En segundo lugar llama nuestra atención la minuciosidad de los detalles: los muebles, los libros, la trasparencia del jarrón con los lirios, la sensación táctil de la alfombra, y de manera especial, las telas, sin olvidar las tonalidades brillantes empleadas. No estamos en la ciudad de Nazaret ni en la humilde casita de María. La estancia es más propia de las que imaginamos utilizaría la reina Isabel, señorial, piadosa, culta, distinguida, sobria, pero elegante; como diría la Reina, con buen gusto. Es el anacronismo que pretende situar en el hoy un acontecimiento pasado cuyas consecuencias siguen fecundando el presente.
Su gran maestría se manifiesta en la representación de la figura humana. Además de la elegancia de los ropajes, tanto del ángel como de la Virgen, destaca la belleza candorosa de los dos rostros. Sublime es sin duda el recato y asombro de la doncellita que está escuchando sobrecogida el anuncio de Gabriel. La figura se muestra en una posición de muy difícil representación. Parece que estaba de rodillas en su reclinatorio, leyendo la biblia, aún abierta. Al oír el saludo, gira su cuerpo, y sin levantarse, escucha y medita el anuncio maravilloso del Arcángel Gabriel. El gesto y la posición de sus manos, hablan del asombro y del recato y de la humildad de María.

La elevación de la Cruz, por su parte, es una impresionante grisalla de Joaquín Sorolla en 1910, pintada con gama de gris, blanco y negro, imitando el efecto del bajorrelieve, sobre el momento en que se está alzando la cruz con Cristo crucificado, horrorizada la Virgen y San Juan mirándola fijamente sobrecogido.
Cristo clavado en la cruz apoya su cuerpo blanco sobre el madero a medio levantar, rostro sereno, ojos entornados, como ratificando el hágase tu voluntad y no la mía. Amarrado al extremo derecho del crucero surge una soga que permite imaginar que se apoya en un madero elevado a modo de polea rústica, pero que no nos presenta a quienes están estirando para levantarla. La escena se organiza en una diagonal marcada por Cristo y el madero de la cruz. Dos elementos llaman la atención, una gruesa soga viene de lo alto, no se ve que se apoye en el otro extremo del travesaño. Solo unas manos y sus brazos en claro signo de esfuerzo, están a la altura del espectador.

En la parte baja, en un dibujo de increíble perfección, se alzan las manos y se contempla el rostro de la Virgen implorante y transido de dolor mientras san Juan, espantado, toma mentalmente nota de todo.
Un escalofrío nos recorre el alma al contemplar la escena.

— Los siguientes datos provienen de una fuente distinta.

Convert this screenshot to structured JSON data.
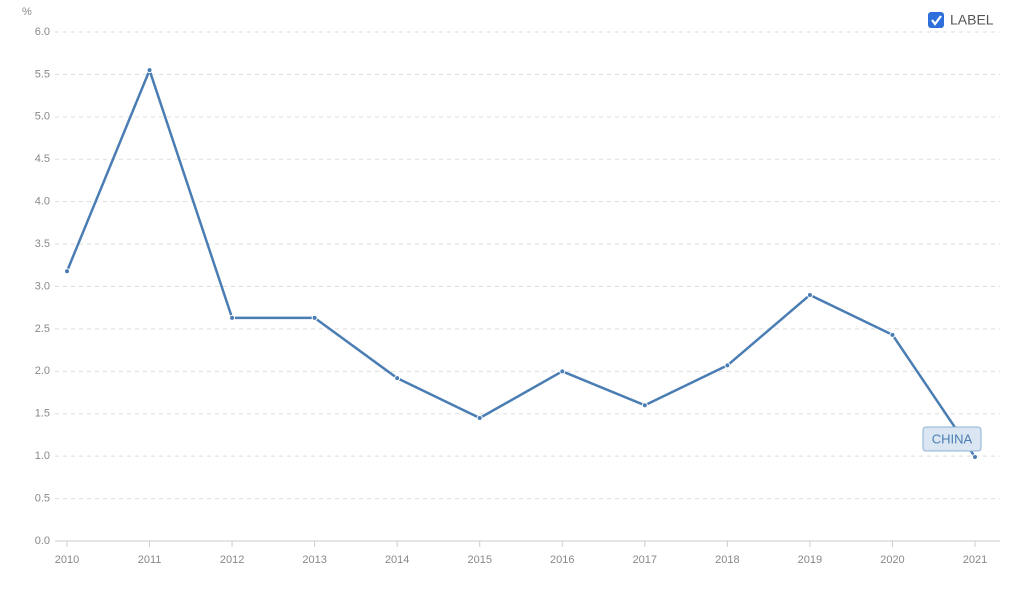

Pero sobre todo cuando caes en la cuenta de que la soga que baja ante tus ojos y sujetan unas manos anónimas en primer plano, en un escorzo genial, es la que nosotros empuñamos; porque somos tú y yo los que cruelmente ayudamos a poner en vertical la cruz y provocamos a Cristo el más cruel de los tormentos. La mirada del pintor nos sobrecoge por su profundísimo mensaje.
“¡Cuánta utilidad y gozo divino traen consigo
la soledad y el silencio del desierto a quien los ama!
Sólo la conocen quienes lo han experimentado.
¿Existe algún otro Bien fuera de Dios?”
SAN BRUNO.

"Mirad.
Noche y día mi alabanza es incienso que sube hacia el cielo. Silencio y desierto rodean mi vida, trabajo y plegaria la llenan... Donde mi espíritu reposa lleno de renovada alegría.
Mirad, no tengo ni esposa ni hijos, muros encierran mi celda; mas abre en mí la puerta del Paraíso. No doy testimonio con palabras, pero mis voces aturden al mundo. Dialogar no es mi ocupación:
Dios me encadena a su silencio. Para nada más sirves ya, en la Cartuja hoy, si Él te da la vocación."